×
Back

CIKM AnalytiCup

DataSpark Mobility Open-Task Challenge Dataset

This section describes the DataSpark data sources (Footfall, Origin-Destination, and Dwell Time), and lists some public data sources to explore. You are required to use at least 2 data sources in your solution: 1 from DataSpark, and 1 from a public data source.

For DataSpark data sources, you will receive a set of sample data in Phase 1 (formatted in CSV for convenience). Only shortlisted teams in Phase 2 and Finals will have access to the full APIs to build their applications. The APIs will serve the data in JSON format.

The API request and response formats described below are illustrative only, and subject to change. Documentation and access keys for the APIs will be provided to shortlisted teams.

In the following descriptions, Region of Interest (ROI) refers to the Singapore national boundaries: Planning Region, Planning Area and Sub Zone.
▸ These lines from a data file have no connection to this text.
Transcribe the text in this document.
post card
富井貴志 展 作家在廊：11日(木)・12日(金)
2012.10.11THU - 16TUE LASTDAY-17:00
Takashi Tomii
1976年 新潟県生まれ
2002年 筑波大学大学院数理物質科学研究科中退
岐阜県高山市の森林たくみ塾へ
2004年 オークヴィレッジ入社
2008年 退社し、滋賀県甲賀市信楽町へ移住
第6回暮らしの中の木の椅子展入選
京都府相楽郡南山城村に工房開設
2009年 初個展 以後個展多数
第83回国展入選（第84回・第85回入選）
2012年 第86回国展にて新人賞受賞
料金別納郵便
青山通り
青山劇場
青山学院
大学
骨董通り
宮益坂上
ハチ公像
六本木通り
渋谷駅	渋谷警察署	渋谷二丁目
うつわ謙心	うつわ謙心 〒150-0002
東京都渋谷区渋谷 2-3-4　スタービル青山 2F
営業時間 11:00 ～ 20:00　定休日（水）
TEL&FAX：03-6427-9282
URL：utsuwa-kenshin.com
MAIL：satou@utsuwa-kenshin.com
The boundaries can be downloaded from Data.gov.sg:
Planning Regions
Planning Areas
Sub Zones

Note that these boundary data do not qualify as one of the public data sources required for this challenge.

DataSpark API: Footfall

Footfall is the unique count of people appearing at a given place and time. The API allows access to 60 days of daily or hourly footfall data for Singapore planning regions, planning areas and sub zones.

API query parameters:
● Start Time (e.g., 2017-03-01T12:00:00Z)
● End Time (e.g., 2017-03-02T12:00:00Z)
● ROI Layer (planning-region, planning-area or sub-zone)
● Interval (hour or day)

API response data schema:
● UTC Timestamp (e.g., 2017-03-01T12:00:00Z)
● ROI Layer (planning region, planning area or sub zone)
● ROI ID (e.g., 123)
● Count (e.g., 12345)

Download Sample

DataSpark API: Origin-Destination

Origin-destination is the unique count of people travelling from a given origin to a given destination area. The API allows access to 60 days of daily or hourly origin-destination data for Singapore planning regions, planning areas and sub zones.

API query parameters:
● Start Time (e.g., 2017-03-01T12:00:00Z)
● End Time (e.g., 2017-03-02T12:00:00Z)
● ROI Layer (planning-region, planning-area or sub-zone)
● ROI ID (e.g., 123)
● ROI Direction (origin or destination)
● Interval (hour or day)

API response data schema when origin ROI is provided:
Output represents a list of destinations of people departing the origin at the indicated time.
● ROI Layer (planning-region, planning-area or sub-zone)
● Origin UTC Timestamp (e.g., 2017-03-01T12:00:00Z)
● Origin ROI ID (e.g., 123)
● Destination ROI ID (e.g., 234)
● Count (e.g., 12345)

API response data schema when destination ROI is provided:
Output represents a list of origins of people arriving at the destination at the indicated time.
● ROI Layer (planning-region, planning-area or sub-zone)
● Destination UTC Timestamp (e.g., 2017-03-01T12:00:00Z)
● Destination ROI ID (e.g., 123)
● Origin ROI ID (e.g., 234)
● Count (e.g., 12345)

Download Sample

DataSpark API: Dwell Time

Dwell time is the average time spent by visitors who entered a given location at a given hour or day. The API allows access to 60 days of dwell time data, for Singapore planning regions, planning areas and sub zones.

API query parameters:
● Start Time (e.g., 2017-03-01T12:00:00Z)
● ROI Layer (planning-region, planning-area or sub-zone)
● ROI ID (e.g., 123)
● Interval (hour or day)

API response data schema:
● UTC Timestamp (e.g., 2017-03-01T12:00:00Z)
● ROI Layer (planning-region, planning-area or sub-zone)
● ROI ID (e.g., 123)
● Dwell Time in Minutes (e.g., 23)

Download Sample

Public Data Sources

Examples of public data sets:
Data.gov.sg
Data.gov.sg Developer Portal
LTA DataMall

You may use any other data sets that you find. Any data sets used must be publicly available, and licensed for free public use. You must cite all your data sources.